New bill would repeal Delaware's death penalty [video]
Death-penalty opponents rally at Legislative Hall in Dover in support of a bill that would get rid of capital punishment in Delaware.
State Sen. Karen Peterson is the lead sponsor of Senate Bill 19, which would overturn Delaware's death penalty.
"If there were any other public policy that was so expensive, so time-consuming, so discriminatory, so arbitrary, and served no purpose other than vengeance, we would repeal it in a heartbeat," said the Democrat who represents the Stanton area.
Peterson says the death penalty has been unfairly applied to poor minorities who can't afford good enough lawyers.
"We know that rich people don't get executed," she said. "But the poor, the mentally ill, the drug addicted and people of color do."
The bill also has support from some Republicans including Sen. Gary Simpson. The Senate Minority Leader who represents Milford is also a sponsor of the bill. He says nationwide, for every nine inmates executed, one is exonerated.
"If we say that we’ve killed one innocent person out of 100, that’s one too many for me, but one out of nine is just horrendous in my view," he said.
Opponents of repeal effort
Delaware Attorney General Beau Biden's office issued a brief statement from Biden, who has pursued the death penalty for those convicted of the most heinous crimes.
In the statement, Biden simply says, "My position has not changed."
The Delaware Police Chiefs' Council also stands in opposition of the repeal bill. The group has planned a news conference for Wednesday to release a position paper against the repeal effort, according to DPCC Executive Director Martin Johnson.
Despite the opposition, Simpson is optimistic the bill will be approved by the General Assembly.
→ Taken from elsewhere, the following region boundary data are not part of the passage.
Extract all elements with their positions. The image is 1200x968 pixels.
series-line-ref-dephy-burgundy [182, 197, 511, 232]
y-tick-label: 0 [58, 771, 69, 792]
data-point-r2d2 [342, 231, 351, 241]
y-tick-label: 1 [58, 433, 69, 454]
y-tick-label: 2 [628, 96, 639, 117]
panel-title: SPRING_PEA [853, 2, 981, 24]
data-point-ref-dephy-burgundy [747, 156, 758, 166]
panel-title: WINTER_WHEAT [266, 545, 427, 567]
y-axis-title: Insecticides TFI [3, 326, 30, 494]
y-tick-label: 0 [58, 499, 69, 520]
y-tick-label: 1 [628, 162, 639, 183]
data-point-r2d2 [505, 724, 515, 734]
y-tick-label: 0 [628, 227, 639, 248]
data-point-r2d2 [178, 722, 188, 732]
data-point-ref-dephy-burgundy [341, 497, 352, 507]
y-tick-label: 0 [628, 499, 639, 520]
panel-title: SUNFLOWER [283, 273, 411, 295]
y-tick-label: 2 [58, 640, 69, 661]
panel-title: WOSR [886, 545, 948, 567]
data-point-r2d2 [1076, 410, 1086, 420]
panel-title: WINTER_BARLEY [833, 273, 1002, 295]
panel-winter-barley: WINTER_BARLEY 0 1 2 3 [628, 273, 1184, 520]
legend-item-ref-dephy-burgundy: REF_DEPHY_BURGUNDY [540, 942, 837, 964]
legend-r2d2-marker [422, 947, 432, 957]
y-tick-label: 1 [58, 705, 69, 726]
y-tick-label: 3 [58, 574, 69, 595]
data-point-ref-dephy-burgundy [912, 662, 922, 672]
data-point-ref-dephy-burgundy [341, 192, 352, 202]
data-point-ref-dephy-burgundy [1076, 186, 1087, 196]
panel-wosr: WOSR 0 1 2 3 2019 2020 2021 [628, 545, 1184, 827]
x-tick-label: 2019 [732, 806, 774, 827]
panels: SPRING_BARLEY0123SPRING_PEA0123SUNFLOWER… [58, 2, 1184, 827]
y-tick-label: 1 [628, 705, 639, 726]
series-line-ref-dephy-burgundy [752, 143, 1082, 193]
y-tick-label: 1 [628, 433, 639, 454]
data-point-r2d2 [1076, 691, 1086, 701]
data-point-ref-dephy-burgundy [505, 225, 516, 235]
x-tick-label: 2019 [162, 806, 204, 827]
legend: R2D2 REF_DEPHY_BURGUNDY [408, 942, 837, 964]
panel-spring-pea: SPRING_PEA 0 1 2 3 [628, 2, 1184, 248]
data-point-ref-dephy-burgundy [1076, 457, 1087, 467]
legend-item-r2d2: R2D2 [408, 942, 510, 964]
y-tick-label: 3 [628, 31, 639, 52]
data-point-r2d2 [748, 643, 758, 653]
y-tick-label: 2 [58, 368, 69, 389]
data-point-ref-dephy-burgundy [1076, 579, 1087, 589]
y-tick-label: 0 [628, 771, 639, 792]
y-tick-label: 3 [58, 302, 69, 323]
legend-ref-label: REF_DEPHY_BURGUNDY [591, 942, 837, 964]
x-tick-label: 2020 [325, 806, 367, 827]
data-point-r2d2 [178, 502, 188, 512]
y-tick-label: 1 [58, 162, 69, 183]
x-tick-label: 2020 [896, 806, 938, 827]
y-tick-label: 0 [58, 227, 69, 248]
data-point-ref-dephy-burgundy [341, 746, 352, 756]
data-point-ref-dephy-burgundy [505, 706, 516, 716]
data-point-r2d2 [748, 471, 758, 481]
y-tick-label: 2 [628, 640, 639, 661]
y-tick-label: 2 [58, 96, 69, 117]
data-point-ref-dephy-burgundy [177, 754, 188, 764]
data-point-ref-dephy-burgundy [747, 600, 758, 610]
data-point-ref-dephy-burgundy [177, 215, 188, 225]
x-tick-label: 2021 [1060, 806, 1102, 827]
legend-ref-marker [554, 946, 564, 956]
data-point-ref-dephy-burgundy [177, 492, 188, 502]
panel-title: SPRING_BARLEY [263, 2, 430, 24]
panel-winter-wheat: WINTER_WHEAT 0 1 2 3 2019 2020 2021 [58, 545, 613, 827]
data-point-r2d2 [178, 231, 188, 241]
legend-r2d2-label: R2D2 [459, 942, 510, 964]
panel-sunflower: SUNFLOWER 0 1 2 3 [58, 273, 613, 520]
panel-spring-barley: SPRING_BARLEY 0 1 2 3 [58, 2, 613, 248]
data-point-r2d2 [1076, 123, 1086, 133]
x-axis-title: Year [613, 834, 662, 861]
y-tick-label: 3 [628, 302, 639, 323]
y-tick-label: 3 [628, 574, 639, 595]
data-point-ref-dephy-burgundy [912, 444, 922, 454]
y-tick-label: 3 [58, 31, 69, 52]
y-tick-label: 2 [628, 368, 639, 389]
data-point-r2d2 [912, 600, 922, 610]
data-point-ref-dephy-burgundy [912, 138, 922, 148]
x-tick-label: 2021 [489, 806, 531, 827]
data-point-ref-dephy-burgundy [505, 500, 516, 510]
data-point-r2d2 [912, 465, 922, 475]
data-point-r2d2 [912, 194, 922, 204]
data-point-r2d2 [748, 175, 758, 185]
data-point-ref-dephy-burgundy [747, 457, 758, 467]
Although Simpson admits there are a number of constituents in his district who favor the death penalty, he believes they'll come around.
"I don’t think that we will have an uphill battle," Simpson said. "I know that there are a lot of people, especially in my district that are pro-death penalty, and I’m hopeful that we can present enough facts that we can change their opinion about carrying through on the death penalty in Delaware."
Delaware carried out death penalty executions by hanging until the mid 1990's.
Billy Bailey was convicted in 1980 for the murder of 80-year-old Gilbert Lambertson and his 73-year-old wife, Clara. Delaware adopted lethal injection as a death penalty execution in 1986, but Bailey had the option of asking for hanging. The gallows were dismantled in 2003.